Friday, March 25, 2011

Titus Andronicus Act 4, Scenes 3 and 4


it's Friday!!!! woohooooo! i have an engagement party this weekend AND my half-sister is visiting from Japan! and i have a 10 page research paper and and a dirty apartment to clean (all by myself boo) and various other homework assignments... but let's not focus on that. the point is there are epic events happening this weekend and i am SO excited! and let's not forget that this weekend i will finish Titus Andronicus. woot. excited to find out how this whole thing wraps up. i don't know if i'm dumb for not figuring it out, but i really don't know what's next. i can, however, tell you what i read today. it's pretty crazy, so let's get to it.

act 4, scene 3
Titus and his posse are walking around Rome. Titus is looking for Justice, but can't find it anywhere. Marcus is getting very concerned for Titus' mental health. Titus keeps talking about Justice and Revenge as actual people and tries to get them to help him capture Justice. Titus has his people shoot arrows into the king's court. a clown enters. although he is not the traditional clown that we think of, he is quite funny. he has a bunch of pigeons and Titus asks him to deliver them to Saturninus with a message from him. the clown agrees and they all part ways.

act 4, scene 4
Saturninus is pretty mad about the arrows. he doesn't understand, and wants to take Titus down. the clown enters and delivers the pigeons and message. Saturninus is so angered by the letter that he orders the clown's head be cut off. Saturninus is ANGRY. (see quote below.) he learns that an army of Goths led by Lucius is approaching Rome. this upsets Saturninus because he feels that the people of Rome love Lucius and would rather have him as emperor. he feels that the people will turn on him and side with Lucius in battle. Tamora, of course, has a plan. She tells Saturninus to request a parley with Lucius. meanwhile, she will go to Titus and sweet talk him until he turns on Lucius. Saturninus is skeptical, but goes along with the plan as his best bet.

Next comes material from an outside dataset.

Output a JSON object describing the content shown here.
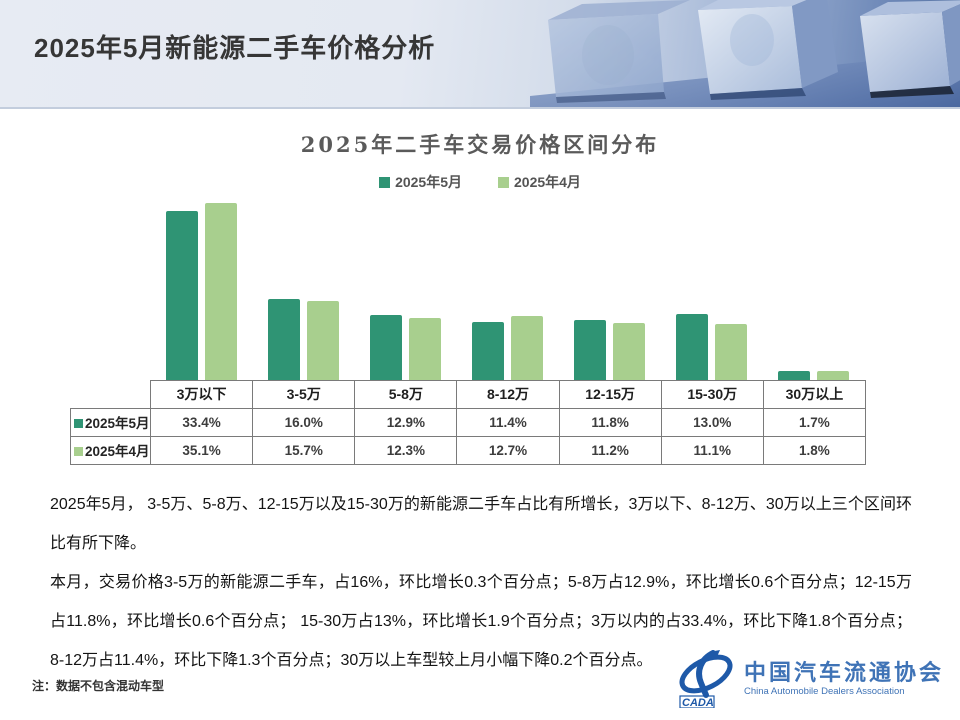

when i first read that a clown enters, i was like WHAAAT. it took me a second to realize that this clown would not be a happy man in white makeup, orange frizzy wig, and red foam nose. thank goodness. anyway, i tell you this so you can laugh at my momentary foolishness.

Tamora. is. a genius. i love that she wears the pants in her relationship. we know how Shakespeare loves those unruly women. AND without having to do much of her own dirty work, she has married a king while maintaining a relationship on the side, had an illegitimate baby without anyone finding out, arranged for her enemy to go crazy, and arranged for her husband that she dislikes and her enemy to quarrel. Titus is pretty much destroyed already. if the play ended now i would say that she won. and i would say that she will probably be able to return home at some point. that's just a guess, but the fact remains that she is wickedly sly. moral of the story? never stand between a mother and her son. or 5 acts of devastation will be in store for you.

here's what i wish would happen: Lavinia beats Chiron and Demetrius to death with her stumps. that's my one wish.

i feel like there's no way for Titus to recover from this. even if he were to win against Saturninus and Tamora and Rome in this war, i don't think he can recover. his mind is gone, he only has one son left (if he doesn't die in battle), he's lost a hand, and his daughter is a shadow of her former self. once this battle is over, then what? all of his issues are still there. that's the problem with revenge. once you get it, you still have the problems you had before. plus a guilty conscience. moral of the story: don't seek revenge. or 5 acts of devastation will be in store for you.

death toll: 7? if the clown dies. mutilation toll: only 2 still! what the heck! rape toll: 1. i thought this was supposed to be the blood and guts play. act 5 better be pretty bloody and gutty!

quote of the day:
'may this be borne?-- as if his traitorous sons,
that died by law for murder of our brother,
have by my means been butchered wrongfully!
go, drag the villain hither by the hair.
nor age nor honor shall rape privilege.
for this proud mock i'll be thy slaughterman,
sly frantic wretch, that holp'st to make me great
in hope thyself should govern Rome and me.'
   -Saturninus; act 4, scene 4

for tomorrow: act 5, scenes 1 and 2

-rebecca may

1 comment:

  1. You are amazing. Like seriously, we need to write this into a movie when you're done. It will be just like Julie & Julia, only way more relevant to theatre students.